MENU A ELEGIR

A primera vista parece ser lo más fácil de todo, probamos el menú, nos gusta y todo decidido, pero la realidad es que para acertar en un banquete, debemos de tener en cuenta muchos más aspectos.

Primordial es saber el perfil de nuestros invitados, sus gustos, sus expectativas, sus concepción de banquete de boda, y a partir de ahí, empezamos a trabajar en cubrir en primer lugar el no equivocarnos, en acertar con la mayoría, para posteriormente darles las pinceladas necesarias para sorprenderlos y superar sus iniciales aspiraciones de lo que va a ser tu celebración.

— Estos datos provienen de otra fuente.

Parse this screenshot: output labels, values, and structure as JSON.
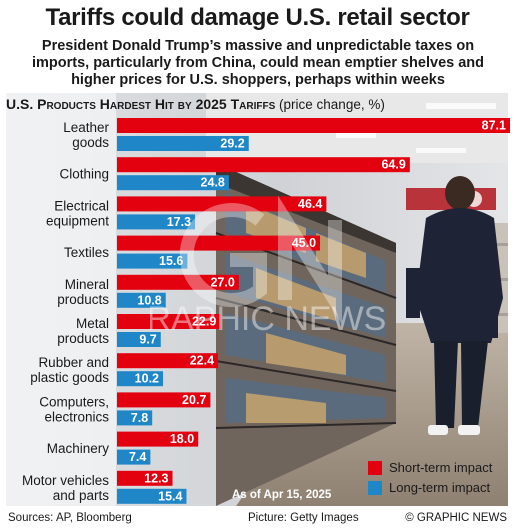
{
  "title": "Tariffs could damage U.S. retail sector",
  "subtitle": "President Donald Trump’s massive and unpredictable taxes on imports, particularly from China, could mean emptier shelves and higher prices for U.S. shoppers, perhaps within weeks",
  "panel": {
    "title_bold": "U.S. Products Hardest Hit by 2025 Tariffs",
    "title_unit": "(price change, %)"
  },
  "chart_data": {
    "type": "bar",
    "orientation": "horizontal",
    "title": "U.S. Products Hardest Hit by 2025 Tariffs (price change, %)",
    "categories": [
      [
        "Leather",
        "goods"
      ],
      [
        "Clothing"
      ],
      [
        "Electrical",
        "equipment"
      ],
      [
        "Textiles"
      ],
      [
        "Mineral",
        "products"
      ],
      [
        "Metal",
        "products"
      ],
      [
        "Rubber and",
        "plastic goods"
      ],
      [
        "Computers,",
        "electronics"
      ],
      [
        "Machinery"
      ],
      [
        "Motor vehicles",
        "and parts"
      ]
    ],
    "series": [
      {
        "name": "Short-term impact",
        "color": "#e3000f",
        "values": [
          87.1,
          64.9,
          46.4,
          45.0,
          27.0,
          22.9,
          22.4,
          20.7,
          18.0,
          12.3
        ]
      },
      {
        "name": "Long-term impact",
        "color": "#1f86c8",
        "values": [
          29.2,
          24.8,
          17.3,
          15.6,
          10.8,
          9.7,
          10.2,
          7.8,
          7.4,
          15.4
        ]
      }
    ],
    "xlim": [
      0,
      87.1
    ],
    "grid": false,
    "legend_position": "bottom-right"
  },
  "legend": [
    {
      "label": "Short-term impact",
      "color": "#e3000f"
    },
    {
      "label": "Long-term impact",
      "color": "#1f86c8"
    }
  ],
  "date_note": "As of Apr 15, 2025",
  "footer": {
    "sources": "Sources: AP, Bloomberg",
    "credit": "Picture: Getty Images",
    "copyright": "© GRAPHIC NEWS"
  },
  "watermark": "GRAPHIC NEWS"
}
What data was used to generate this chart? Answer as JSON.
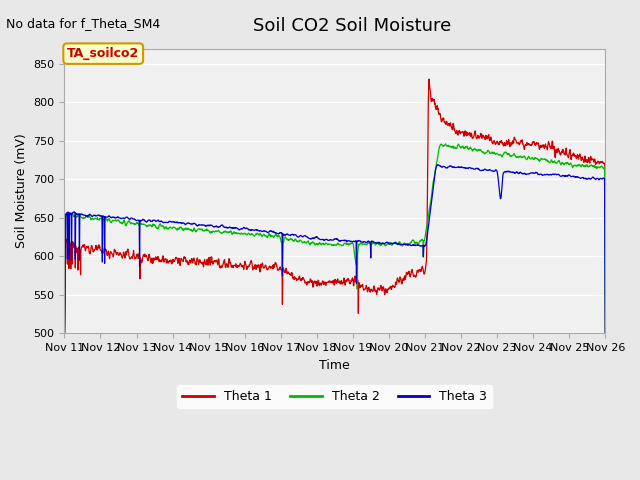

Aunque no debemos de perder de vista, que es nuestra boda, y no la de nuestros invitados, tampoco es cierto que debamos decidirla sólo en torno a nuestros deseos, dejando totalmente de lado el gusto de los asistentes, que al final son el escollo necesario para completar tú día más feliz y que todos quedemos satisfechos.

Para comenzar, siempre el aperitivo, lo que más nos gusta y nos apasiona en este país. No obstante tampoco debemos abusar de ello, pues todavía nos queda por detrás una larga jornada y un menú, que por lo general, debe de tener el suficiente gramaje como para comer por sí solo.

El aperitivo nos sirve para acompañar esas primeras copas de bienvenida, para abrirnos el apetito, y para saciar a ese porcentaje no mayoritario que no tiene suficiente sólo con la cena. Nos sirve de acordeón para enlazar con la comida, y aunque en la mayoría de los casos es de las partes de la celebración que más nos apetece, tampoco debemos alargarlo demasiado, pues quedamos bastante mal, cuando los platos principales se devuelven a la cocina prácticamente enteros. No sabemos si no gustan, si ya nos tenemos hambre, pero lo cierto es que deslucimos el banquete a su máxima expresión. El cálculo y porciones en gastronomía a aplicar, es prioritario para acertar con el menú.

Un buen menú comienza siempre con un primer plato que sorprenda, que cree expectativas, que prometa y que por supuesto esté bueno; el sabor en nuestros días es primordial, la exquisitez es el rey del siglo XXI.

El segundo plato debe ser producto, un buen pescado fresco, una buena carne, pero siempre calidad, su elección se limita a sota, caballo y rey y aquí nunca nos podemos equivocar; con carne acertaremos un 90% con la prioridad de la mayoría, con pescado un 70% y con aves aprobaremos de milagro.

El postre debe ser sensacional, la guinda del pastel. Con un menú más que bueno y un postre mediocre el resultado final será mediocre, en cambio con un buen menú y un postre increíble, tendremos una fantástica cena para recordar.

A partir de aquí podemos empezar con florituras, sorbetes, pre-postres, petit-four, pero todo esto tiene un gran inconveniente, que la cena se alargue, cuando la realidad nos constata que debemos de tender a acortar los tiempos de permanecer sentados en la cena, para evitar perder el ritmo de la fiesta, porque no nos olvidemos, estamos celebrando un fiesta, estamos celebrando tu boda.